Reviewed by: Alan R. Pontier
John (St. Andrew's Expositional Commentary), by R.C. Sproul. Published by Reformation Trust Publishing, 2009. Hardback, 414 pages, list price $27.00. Reviewed by OP pastor Alan R. Pontier.
R.C. Sproul is well known for his lecturing and writing ministry with Ligonier Ministries. In 1997 he became minister of preaching and teaching at St. Andrew's Chapel in Sanford, Florida. The St. Andrew's Expositional Commentary series consists of Sproul's sermons, edited and adapted for use as commentaries.
This volume on the gospel of John breaks the gospel into fifty-seven "bite-sized" sections. Each section of Scripture is accompanied by six or seven pages of comment. The tone is conversational rather than technical. Sproul liberally sprinkles his comments with personal anecdotes to illustrate his take on the biblical text. This makes the commentary very approachable for those who appreciate Sproul's style, though it can also be distracting. At times we wonder if the book is about John's gospel or Sproul's experiences in the ministry.
Sproul himself reminds us that the purpose of the commentary is not to provide a comprehensive study of the gospel. It is to serve as an introductory overview. For those who want to pursue further study, Sproul includes a list of more in-depth commentaries at the end of the book.

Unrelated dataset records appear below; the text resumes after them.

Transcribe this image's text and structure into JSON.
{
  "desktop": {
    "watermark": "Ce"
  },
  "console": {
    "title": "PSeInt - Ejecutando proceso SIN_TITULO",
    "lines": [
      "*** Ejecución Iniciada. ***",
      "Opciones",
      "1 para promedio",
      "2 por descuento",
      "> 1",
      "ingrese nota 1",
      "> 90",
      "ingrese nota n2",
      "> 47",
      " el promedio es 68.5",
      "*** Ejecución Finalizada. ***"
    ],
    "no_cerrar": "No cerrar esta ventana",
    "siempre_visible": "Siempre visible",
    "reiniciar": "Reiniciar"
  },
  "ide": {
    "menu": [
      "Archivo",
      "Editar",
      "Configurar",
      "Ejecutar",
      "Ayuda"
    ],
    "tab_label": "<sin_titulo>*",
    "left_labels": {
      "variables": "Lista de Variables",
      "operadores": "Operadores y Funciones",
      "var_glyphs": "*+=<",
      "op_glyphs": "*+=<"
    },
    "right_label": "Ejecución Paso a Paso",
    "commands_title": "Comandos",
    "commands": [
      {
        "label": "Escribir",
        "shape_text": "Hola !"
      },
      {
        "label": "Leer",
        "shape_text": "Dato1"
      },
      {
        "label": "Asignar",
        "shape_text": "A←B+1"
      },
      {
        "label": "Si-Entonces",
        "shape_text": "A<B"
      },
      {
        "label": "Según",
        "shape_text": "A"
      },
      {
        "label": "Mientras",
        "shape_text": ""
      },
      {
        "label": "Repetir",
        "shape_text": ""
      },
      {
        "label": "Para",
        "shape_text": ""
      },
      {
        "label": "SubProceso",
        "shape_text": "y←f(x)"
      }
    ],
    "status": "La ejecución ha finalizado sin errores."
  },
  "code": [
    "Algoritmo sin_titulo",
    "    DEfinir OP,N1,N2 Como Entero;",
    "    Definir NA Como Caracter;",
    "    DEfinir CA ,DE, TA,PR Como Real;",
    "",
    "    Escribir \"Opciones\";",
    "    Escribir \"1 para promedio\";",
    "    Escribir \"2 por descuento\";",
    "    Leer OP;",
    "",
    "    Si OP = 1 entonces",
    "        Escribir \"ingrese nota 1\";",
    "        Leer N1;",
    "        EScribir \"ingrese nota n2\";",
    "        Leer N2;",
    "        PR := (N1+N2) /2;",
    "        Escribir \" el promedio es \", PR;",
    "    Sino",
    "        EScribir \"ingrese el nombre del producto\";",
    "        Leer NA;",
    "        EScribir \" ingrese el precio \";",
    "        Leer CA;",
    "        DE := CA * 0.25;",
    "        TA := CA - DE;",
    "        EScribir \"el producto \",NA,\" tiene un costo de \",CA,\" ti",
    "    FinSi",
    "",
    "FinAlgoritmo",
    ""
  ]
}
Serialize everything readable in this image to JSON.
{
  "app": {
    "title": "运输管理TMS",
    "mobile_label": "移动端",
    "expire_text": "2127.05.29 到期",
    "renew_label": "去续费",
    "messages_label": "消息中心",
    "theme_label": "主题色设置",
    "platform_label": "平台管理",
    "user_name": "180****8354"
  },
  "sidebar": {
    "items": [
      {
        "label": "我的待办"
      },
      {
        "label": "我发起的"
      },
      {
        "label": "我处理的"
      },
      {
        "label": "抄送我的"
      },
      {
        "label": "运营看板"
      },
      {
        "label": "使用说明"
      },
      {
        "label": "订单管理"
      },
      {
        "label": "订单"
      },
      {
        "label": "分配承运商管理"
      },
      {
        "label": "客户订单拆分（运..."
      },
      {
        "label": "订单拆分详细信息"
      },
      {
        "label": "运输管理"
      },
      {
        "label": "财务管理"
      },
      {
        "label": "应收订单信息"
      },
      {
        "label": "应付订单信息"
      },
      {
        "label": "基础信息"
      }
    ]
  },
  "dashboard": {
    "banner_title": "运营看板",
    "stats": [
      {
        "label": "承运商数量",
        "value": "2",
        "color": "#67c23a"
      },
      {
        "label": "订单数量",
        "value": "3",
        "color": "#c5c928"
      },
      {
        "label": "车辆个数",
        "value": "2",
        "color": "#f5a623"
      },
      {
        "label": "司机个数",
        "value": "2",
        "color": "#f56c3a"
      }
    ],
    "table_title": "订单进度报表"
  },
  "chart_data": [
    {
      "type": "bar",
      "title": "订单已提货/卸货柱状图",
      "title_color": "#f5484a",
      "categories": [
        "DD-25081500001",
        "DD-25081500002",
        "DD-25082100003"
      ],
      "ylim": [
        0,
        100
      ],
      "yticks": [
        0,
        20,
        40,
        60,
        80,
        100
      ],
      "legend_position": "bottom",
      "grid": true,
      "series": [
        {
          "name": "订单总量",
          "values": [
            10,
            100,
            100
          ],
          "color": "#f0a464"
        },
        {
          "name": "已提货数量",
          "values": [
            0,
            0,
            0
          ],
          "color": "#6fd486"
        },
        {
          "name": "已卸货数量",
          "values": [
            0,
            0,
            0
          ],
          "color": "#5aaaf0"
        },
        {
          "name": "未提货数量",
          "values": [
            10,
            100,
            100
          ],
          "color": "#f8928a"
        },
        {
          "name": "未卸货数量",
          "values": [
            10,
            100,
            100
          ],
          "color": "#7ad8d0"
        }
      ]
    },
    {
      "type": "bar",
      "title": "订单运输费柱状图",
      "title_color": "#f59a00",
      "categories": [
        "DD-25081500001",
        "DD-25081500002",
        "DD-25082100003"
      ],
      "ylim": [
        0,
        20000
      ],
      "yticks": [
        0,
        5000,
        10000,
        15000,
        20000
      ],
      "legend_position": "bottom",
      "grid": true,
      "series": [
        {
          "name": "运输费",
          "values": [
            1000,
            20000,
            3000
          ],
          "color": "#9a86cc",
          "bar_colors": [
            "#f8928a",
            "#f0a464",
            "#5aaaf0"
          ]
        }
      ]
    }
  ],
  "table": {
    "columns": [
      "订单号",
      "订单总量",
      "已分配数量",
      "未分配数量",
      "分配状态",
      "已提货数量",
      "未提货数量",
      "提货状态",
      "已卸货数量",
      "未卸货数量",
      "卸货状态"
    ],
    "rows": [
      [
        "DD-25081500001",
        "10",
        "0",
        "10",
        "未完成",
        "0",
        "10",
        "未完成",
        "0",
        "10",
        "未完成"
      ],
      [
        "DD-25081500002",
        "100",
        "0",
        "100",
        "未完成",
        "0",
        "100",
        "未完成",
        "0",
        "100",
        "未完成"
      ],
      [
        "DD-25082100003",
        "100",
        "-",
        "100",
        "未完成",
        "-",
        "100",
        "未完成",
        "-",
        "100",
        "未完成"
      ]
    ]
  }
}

There is an unevenness in the commentary. In some sections, almost all the pages deal with one or two verses, while other sections receive just a cursory mention. For instance, the prologue of John (John 1:1–18) is covered in only about four short pages. Yet the prologue is a rich preview of what is to come. It is an overture to the symphony that John composes about all that Jesus taught and did. If there were a place to linger over the text, this would be it. Alas, it is all covered quickly and somewhat superficially.
On the other hand, when Sproul deals with a section that brings forth some aspect of Reformed theology, he handles it clearly and convincingly. For example, in his comments on John 6:37, together with its mirror verse in John 6:44, he brings out the foundational teachings of divine sovereignty and human inability. Sproul, the experienced author and teacher, shines best when dealing with passages like this.
Some readers, looking for more depth, may grow frustrated with the many anecdotes and often superficial coverage. Others, perhaps new to the Reformed faith, may find this volume a good basic guide to John's gospel and a springboard to further studies.